Having a senior moment. I’m trying do do an AddHandler for a method with a parameter. The method has the following signature
Private Sub GetListOfMails(sender as Thread, StartFolderitem as FolderItem)
How do I do the AddHandler?
AddHandler FileThread.Run, AddressOf GetListOfMails, FileThread, StartFolderitem
is giving me a type mismatch error.
Just do:
AddHandler FileThread.Run, AddressOf GetListOfMails
Your event definition needs to be:
GetListOfMails(StartFolderitem as FolderItem)
And your raise:
RaiseEvent FileThread.Run(StartFolderitem)
Martin_T
(Martin T)
February 17, 2018, 1:57pm
3
Or declare
Private Sub GetListOfMails(sender as Thread, StartFolderitem as Auto)
And call
AddHandler FileThread.Run, AddressOf GetListOfMails, FileThread, StartFolderitem
The problem is that is that addhandler doesn’t take the params, just the address:
AddHandler eventName, delegateMethod
Martin_T
(Martin T)
February 17, 2018, 2:00pm
5
[quote=373972:@]The problem is that is that addhandler doesn’t take the params, just the address:
AddHandler eventName, delegateMethod[/quote]
Sorry I was wrong, you were right Julian. My way describes the Xojo.Core.Timer.CallLater
Method!
Thanks, Julian, but this doesn’t work:
AddHandler FileThread.Run, AddressOf GetListOfMails
FileThread.Run(theFileSelection(currentSelection))
The first line makes a an error “expected Delegate(Thread), but got Delegate(Thread, Folderitem)”. The second line makes the error “too many arguments”.
DerkJ
(DerkJ)
February 17, 2018, 2:48pm
7
[quote=373971:@Martin T]Or declare
Private Sub GetListOfMails(sender as Thread, StartFolderitem as Auto)
And call
AddHandler FileThread.Run, AddressOf GetListOfMails, FileThread, StartFolderitem
i susped it should be this. As AddHandler takes only the address, it will pass on the called parameters.
@Derk Jochems: this was what I started with which doesn’t work.
You can’t pass a FolderItem into a handler for Thread.Run
@ : yes, I noticed that. There is no raise event in my code, however.
This thread has several misconceptions here.
First, in order to use add hander, you should match event definition.
Second, Thread.Run
take no argument. So, this is invalid definition.
Private Sub GetListOfMails(sender as Thread, StartFolderitem as FolderItem)
AddHandler eventName, delegateMethod
Fourth, delegateMethod
should in format
Sub delegateMethod(sender as <SenderObject>, <the_rest_of_event_definition>)
or
Function delegateMethod(sender as <SenderObject>, <the_rest_of_event_definition>) as datatype //again should match event definition
1 Like
@Asis Patisahusiwa : you are fully correct. But how do I get my folderitem into the thread?
The easy way is to extends thread, add property StartFolderitem as FolderItem
to the class.
Your code will be like this
dim th as New CustomThread
th.StartFolderitem = StartFolderitem
th.Run
Or create a subclass with an event getListOfMails(StartFolderItem as folderItem)
and in you run event you can raise theEvent.
where you create the addHandler then you can write:
AddHandler FileThread.getListOfMails, AddressOf GetListOfMails
and your GetListOfMails method can have the signature: Private Sub GetListOfMails(sender as Thread, StartFolderitem as FolderItem)

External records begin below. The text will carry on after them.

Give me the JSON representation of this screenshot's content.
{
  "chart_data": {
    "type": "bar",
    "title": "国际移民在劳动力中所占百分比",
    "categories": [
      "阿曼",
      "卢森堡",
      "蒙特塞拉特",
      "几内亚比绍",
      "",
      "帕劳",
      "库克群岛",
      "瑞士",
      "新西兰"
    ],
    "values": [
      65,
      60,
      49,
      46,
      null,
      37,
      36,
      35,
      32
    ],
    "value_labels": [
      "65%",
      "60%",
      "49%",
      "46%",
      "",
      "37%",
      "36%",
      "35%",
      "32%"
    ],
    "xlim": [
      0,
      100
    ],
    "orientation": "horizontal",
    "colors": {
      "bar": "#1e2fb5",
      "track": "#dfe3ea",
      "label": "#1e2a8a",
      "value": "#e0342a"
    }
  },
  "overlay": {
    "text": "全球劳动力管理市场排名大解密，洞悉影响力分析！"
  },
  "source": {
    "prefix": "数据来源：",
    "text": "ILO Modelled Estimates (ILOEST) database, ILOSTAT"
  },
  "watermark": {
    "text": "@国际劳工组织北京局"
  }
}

Another idea: subclass the Thread, implement a Protected Run method that just calls super.Run, then add a method that takes whatever parameters you need. (You can even call that method “Run” if you’d like.)
dim th as new CustomThread
th.Process( f ) // Process will store the parameter and call Run
// In the Thread subclass
Protected Sub Run ()
super.Run
End Sub
Sub Process (f As FolderItem)
MyFolderProp = f
Run
End Sub
The consumer will not be able to call Run directly on this subclass.
DerkJ
(DerkJ)
February 17, 2018, 3:43pm
16
Now it makes sense, nope you can’t change the method signature.
Thanks for the ideas, guys. I wanted to do without subclassing the thread but it seems that this is necessary. Will try tomorrow.